Defensibly Deleting Emails and Files is Hard
Deleting emails and files is a type of initiative that looks easy at the outset, but can quickly become difficult.
Emails and files are retained, and month after month and year after year they accumulate creating digital layers called information horizons. These information horizons contain a little bit of everything: records, non-records, copies containing high-value information, no-value information, personal information, intellectual property, and even documents subject to legal hold. What makes deletion efforts hard is often this information is mixed together. Sorting out what needs to be saved requires a type of “digital excavation” in which an information archeologist has to sort through what is important and what is the information equivalent of “dirt” that can be discarded.
Perhaps the biggest challenge to deleting emails and files are employees themselves. Most employees hoard their electronic information. They save years and years’ worth of information either on their desktop or laptop, or on file shares or cloud storage sites such as Microsoft’s OneDrive.
This “save everything forever” approach is motivated by three separate drivers. First, employees think that this information has business value and may be useful to themselves or others sometime in the future. This is true: some emails and files do have business value and can and should be saved for a period of time. However, just because some information has future value, that certainly does not mean that all information has future value.
Next, some employees mistakenly believe that they are the custodian of a record or records, and as such this information must be saved. Employees tend to greatly overestimate the “this has to be saved and it’s my job to save it” factor.
Third, some employees have defensive motivations for keeping documents –to show in the future if asked that they did or did not do something. Thinking “I better save this to show I did/did not do something” retention is driven by a “just in case mentality.”
Finally, the above three reasons often combine to drive habitual retention. It is easier for many to save everything than parse through the above reasons as to why something should be saved. As alluded above, discussion of deletion can quickly surface emotional pushback. Employees become fearful of the company deleting “my stuff” that “I need to do my job.” Unless addressed, this powerful employee resistance can slow or even stop corporate-wide deletion initiatives in their tracks.

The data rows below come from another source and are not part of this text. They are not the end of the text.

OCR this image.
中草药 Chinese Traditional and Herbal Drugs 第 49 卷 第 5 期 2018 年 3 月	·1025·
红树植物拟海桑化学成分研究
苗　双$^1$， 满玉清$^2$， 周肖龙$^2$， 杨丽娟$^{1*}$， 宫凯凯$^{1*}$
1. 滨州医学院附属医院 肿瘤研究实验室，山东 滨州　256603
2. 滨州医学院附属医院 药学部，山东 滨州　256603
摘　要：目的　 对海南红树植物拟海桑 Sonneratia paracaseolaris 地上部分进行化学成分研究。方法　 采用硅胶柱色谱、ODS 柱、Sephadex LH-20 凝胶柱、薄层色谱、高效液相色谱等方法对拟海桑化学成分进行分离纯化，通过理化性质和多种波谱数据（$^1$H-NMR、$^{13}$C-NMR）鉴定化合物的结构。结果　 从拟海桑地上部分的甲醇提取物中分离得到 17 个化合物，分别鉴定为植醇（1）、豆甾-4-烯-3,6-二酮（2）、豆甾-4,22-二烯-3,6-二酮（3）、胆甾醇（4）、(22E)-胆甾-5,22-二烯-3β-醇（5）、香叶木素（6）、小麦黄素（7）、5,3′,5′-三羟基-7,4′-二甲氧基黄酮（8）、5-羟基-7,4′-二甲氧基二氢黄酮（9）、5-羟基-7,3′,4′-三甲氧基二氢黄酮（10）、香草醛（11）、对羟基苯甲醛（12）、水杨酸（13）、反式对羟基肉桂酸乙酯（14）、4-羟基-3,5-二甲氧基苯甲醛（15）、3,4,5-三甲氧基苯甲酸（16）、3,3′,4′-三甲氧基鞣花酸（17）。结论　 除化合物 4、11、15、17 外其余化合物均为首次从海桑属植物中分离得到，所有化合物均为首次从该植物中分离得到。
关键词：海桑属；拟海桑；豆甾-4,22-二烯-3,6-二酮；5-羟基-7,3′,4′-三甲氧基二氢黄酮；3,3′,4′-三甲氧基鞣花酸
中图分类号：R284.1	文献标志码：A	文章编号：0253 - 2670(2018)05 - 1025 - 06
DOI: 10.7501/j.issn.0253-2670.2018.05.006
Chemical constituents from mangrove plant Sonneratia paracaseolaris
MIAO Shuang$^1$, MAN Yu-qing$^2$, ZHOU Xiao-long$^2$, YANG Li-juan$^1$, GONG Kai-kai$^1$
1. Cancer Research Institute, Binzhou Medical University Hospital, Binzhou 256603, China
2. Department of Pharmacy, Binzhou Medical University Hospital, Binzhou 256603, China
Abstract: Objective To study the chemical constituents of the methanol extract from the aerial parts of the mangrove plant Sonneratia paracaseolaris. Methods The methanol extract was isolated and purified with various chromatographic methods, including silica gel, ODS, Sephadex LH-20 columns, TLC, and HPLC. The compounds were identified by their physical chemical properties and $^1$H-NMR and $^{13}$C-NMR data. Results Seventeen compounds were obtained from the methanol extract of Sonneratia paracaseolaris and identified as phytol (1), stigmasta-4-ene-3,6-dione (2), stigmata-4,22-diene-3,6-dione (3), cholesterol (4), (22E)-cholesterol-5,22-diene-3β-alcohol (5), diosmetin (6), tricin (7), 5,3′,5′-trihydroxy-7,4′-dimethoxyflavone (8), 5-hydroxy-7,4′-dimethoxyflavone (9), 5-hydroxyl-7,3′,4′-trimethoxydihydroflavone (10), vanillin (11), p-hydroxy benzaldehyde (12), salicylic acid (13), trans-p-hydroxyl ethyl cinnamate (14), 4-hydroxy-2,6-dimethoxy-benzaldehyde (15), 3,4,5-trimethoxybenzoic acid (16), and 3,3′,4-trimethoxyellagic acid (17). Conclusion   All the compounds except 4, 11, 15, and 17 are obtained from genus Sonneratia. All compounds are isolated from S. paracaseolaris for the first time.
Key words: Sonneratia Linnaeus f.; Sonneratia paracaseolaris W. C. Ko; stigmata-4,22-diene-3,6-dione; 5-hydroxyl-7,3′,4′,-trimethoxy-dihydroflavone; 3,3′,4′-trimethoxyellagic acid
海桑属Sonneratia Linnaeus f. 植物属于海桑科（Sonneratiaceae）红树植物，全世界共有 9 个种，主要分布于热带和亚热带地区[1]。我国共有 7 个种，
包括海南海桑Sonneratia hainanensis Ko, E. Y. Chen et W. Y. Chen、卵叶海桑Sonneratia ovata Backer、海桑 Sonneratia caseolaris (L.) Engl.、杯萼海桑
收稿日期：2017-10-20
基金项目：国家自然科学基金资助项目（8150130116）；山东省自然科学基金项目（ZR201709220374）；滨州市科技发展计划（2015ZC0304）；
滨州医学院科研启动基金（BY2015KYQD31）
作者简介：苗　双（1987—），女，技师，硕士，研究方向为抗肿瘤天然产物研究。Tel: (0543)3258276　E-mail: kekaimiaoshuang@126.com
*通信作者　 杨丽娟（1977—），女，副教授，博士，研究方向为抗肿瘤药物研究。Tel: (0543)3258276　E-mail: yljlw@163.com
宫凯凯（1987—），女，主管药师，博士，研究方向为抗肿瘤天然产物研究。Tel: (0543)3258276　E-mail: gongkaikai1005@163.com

The final challenge is organizational responsibility. Most companies have traditional records, e-discovery, privacy and information security programs. Yet none of these programs necessarily are responsible for email and file deletion. Worse, standalone compliance programs can, and increasingly do, conflict with one another. Unless coordinated and integrated, these programs can easily conflict with one-another, thrwating effective deletion efforts.
For example:
- Records management that involves minimal data retention can conflict with European and US privacy requirements for time limits on retention of privacy information
- Legal hold preservation obligations can be undermined by records retention processes that require ongoing deletion
- Intellectual property management may be undermined by data cleanup projects that inadvertently delete files and emails documenting the organic development of IP
- IT outsourcing of data storage to cloud providers may run afoul of country-specific data residency regulations
This failure to coordinate standalone programs with other compliance requirements can grind work to a halt.